Kugenggam jemari itu, dan rasa dingin seperti waktu pertamakali aku menggenggam jemarinya masih sangat terasa. Bagai kepingan es yang seolah mencair. Dia mengerlipkan mata cokelatnya, lalu ada setetes luluh yang singgah dipipinya. Tubuh itu terlihat lemah apalagi saat ia meneteskan airmatanya.
“Aku harus pergi”. Ucapnya saat ombak bergulung semakin deras, menghentakkan desir yang bergemuruh didadaku. Aku mengangguk pelan, nyaris tak terlihat.
“Aku mencintaimu” Ucapku saat aku masih sempat melihat mata indah itu. Lalu dia menempelkan jari telunjuknya dibibirku.
“Aku tak pantas untuk kau cintai”. Ucapnya datar.
Saat aku ingin menanyakan mengapa, dia lebih dulu meninggalkanku pada sekeping sunyi yang mungkin akan menemani hari-hariku sejak ia pergi nanti.
**
Langit kelam, hanya kerlip bintang-bintang senja yang jumlahnya masih bisa dihitung jarilah yang seolah memberi warna. Tak ada purnama malam ini, tak juga ada gerimis. Malam ini datar saja, seperti tak berirama. Sajak-sajaknya sumbang, namun tetap kunikmati. Aku baru saja membuka bingkisan yang diberikan Arini tadi siang, dan alangkah terkejutnya aku saat melihat sosok itu – sosok yang ada dilukisan itu bukan aku, melainkan sosok lelaki tua yang kulitnya hampir keriput dimakan usia. Yang dimatanya terlihat keletihan yang sangat.
‘Cari dan temukan dia jika kau ingin tahu siapa aku. Tanyakan padanya segalanya tentangku. Dan jika nanti kelak kau bertemu dengannya, tolong sampaikan rinduku padanya’.
Setelah membaca secarik surat yang sengaja ia selipkan itu, hatiku bertambah bingung. Serangkaian Tanya mulai bergeming ditelingaku. Memburu didadaku. Hingga aku berharap malam akan segera berlalu, agar aku bisa mencari sosok dalam lukisan itu.
**
Senja hampir terbenam, sekelompok bangau berarak kembali kesarangnya. Aku tak tahu lagi kemana harus mencari sosok dalam lukisan itu, seharian kuhabiskan waktu kesegala penjuru, tapi tak juga kutemukan sosok itu. Kusandarkan tubuhku pada setetes rinai hujan yang mulai meneteskan airmatanya. Aku berteduh dibawah pohon dipinggir jalan Subroto sambil terus mencari-cari sosok dalam lukisan itu.
Saat gerimis mulai reda, kulanjutkan perjalananku. Aku berhenti pada sebuah warung tenda yang menjual nasi dan lalapan. Kupesan satu porsi.

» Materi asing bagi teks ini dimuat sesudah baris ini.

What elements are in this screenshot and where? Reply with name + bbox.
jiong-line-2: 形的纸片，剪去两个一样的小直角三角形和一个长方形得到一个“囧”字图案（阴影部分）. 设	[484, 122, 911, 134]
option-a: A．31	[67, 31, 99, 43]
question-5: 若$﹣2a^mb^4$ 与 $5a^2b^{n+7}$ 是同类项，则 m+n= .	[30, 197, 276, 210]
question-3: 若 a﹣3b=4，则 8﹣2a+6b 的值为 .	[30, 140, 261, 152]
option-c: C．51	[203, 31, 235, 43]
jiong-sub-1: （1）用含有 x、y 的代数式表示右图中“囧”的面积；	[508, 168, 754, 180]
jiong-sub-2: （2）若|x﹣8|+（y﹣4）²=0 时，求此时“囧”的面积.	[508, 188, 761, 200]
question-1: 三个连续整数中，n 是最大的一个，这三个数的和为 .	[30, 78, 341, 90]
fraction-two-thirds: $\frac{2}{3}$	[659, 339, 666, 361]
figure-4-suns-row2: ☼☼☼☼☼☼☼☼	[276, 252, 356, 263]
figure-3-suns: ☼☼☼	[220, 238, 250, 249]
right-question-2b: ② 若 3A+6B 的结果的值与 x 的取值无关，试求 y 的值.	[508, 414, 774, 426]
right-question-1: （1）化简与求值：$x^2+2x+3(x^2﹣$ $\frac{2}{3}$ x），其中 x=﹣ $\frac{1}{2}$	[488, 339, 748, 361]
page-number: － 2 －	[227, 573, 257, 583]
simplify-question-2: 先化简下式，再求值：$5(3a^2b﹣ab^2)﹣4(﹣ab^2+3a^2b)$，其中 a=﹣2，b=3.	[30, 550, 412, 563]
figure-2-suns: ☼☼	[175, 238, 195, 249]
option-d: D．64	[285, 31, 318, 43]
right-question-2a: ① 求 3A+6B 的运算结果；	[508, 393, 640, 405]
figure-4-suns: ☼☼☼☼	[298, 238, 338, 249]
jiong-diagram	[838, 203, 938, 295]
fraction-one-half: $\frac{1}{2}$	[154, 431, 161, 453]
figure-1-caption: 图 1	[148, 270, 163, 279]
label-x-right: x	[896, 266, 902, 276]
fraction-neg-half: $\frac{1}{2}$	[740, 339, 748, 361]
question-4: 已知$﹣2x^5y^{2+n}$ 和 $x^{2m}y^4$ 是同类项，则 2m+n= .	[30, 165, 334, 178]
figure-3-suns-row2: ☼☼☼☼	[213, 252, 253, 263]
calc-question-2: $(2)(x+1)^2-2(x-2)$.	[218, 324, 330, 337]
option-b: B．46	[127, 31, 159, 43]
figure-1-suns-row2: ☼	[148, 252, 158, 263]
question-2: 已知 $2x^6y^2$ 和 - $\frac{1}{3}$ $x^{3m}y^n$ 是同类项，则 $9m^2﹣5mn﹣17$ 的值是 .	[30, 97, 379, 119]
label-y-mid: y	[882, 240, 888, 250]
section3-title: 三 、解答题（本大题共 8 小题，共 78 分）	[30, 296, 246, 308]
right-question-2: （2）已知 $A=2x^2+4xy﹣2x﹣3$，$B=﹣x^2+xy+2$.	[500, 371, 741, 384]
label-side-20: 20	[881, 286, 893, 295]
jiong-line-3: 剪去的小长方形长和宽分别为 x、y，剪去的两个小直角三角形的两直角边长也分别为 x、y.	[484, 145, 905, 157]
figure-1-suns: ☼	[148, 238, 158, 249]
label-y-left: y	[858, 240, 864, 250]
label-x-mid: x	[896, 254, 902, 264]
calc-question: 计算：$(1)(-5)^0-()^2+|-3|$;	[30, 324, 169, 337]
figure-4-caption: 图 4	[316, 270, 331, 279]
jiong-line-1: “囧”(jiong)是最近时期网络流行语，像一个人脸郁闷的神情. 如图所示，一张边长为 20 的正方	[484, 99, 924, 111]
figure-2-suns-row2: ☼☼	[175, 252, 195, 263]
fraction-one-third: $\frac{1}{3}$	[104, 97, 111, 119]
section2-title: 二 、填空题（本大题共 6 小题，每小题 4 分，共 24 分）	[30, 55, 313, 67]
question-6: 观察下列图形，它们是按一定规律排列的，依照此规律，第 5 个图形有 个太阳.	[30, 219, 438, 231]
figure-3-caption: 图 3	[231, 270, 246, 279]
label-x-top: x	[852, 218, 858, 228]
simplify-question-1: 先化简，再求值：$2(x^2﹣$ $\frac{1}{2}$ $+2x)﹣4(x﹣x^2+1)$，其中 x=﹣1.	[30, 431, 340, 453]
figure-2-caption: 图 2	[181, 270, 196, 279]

“Terima kasih pak”. Ucapku saat pejual itu meletakkan pesanan dimejaku. Dia mengangguk.
“Sama-sama, silahkan menikmati” Balasnya.
Aku menyantap hidangan yang baru disajikan itu dengan lahap. Satu porsi nasi, lalapan dan ikan bakar menggugah seleraku hingga dipuncak hasrat. Entah karena masakannya yang lezat atau mungkin pula karena rasa lapar yang tak lagi tertahan, yang jelas satu porsi yang kupesan kini tinggal piringnya saja yang tersisa.
“Berapa pak?” Tanyaku saat ingin membayar
“Rp.35000 saja” Jawabnya sambil menyodorkan bill alias catatan kecil tentang harga. Aku mengeluarkan selembar uang lima puluh ribuan.
“Ini kembaliannya”. Ucap bapak itu sambil menyodorkan lembaran uang sepuluh dan lima ribu. Aku mengambilnya. Bapak itu pun kembali meninggalkanku. Tapi saat kakinya hendak berbalik arah, aku cepat-cepat memanggilnya kembali.
“Maaf sebentar pak”. Pintaku santun. Lelaki tua itu pun membalikkan arahnya lagi. Aku mencoba membaca garis-garis diwajahnya. Dan kuyakin aku tak salah lagi.
“Ada apa nak? Kembaliannya kurang ya?” Tanyanya seraya mengernyitkan dahi. Aku menggeleng, lalu kuperlihatkan lukisan yang sejak tadi berada dalam tas ranselku. Beliau memperhatikan lukisan itu dengan seksama. Lalu dari bibirnya sempat terucap kata “Arini”.
Berulangkali lelaki itu mengucek matanya yang memerah oleh bendungan luluh yang sengaja tak ingin ditumpahkannya, walaupun aku tahu ada sesuatu yang pernah terjadi dengan dirinya dan sipembuat lukisan itu.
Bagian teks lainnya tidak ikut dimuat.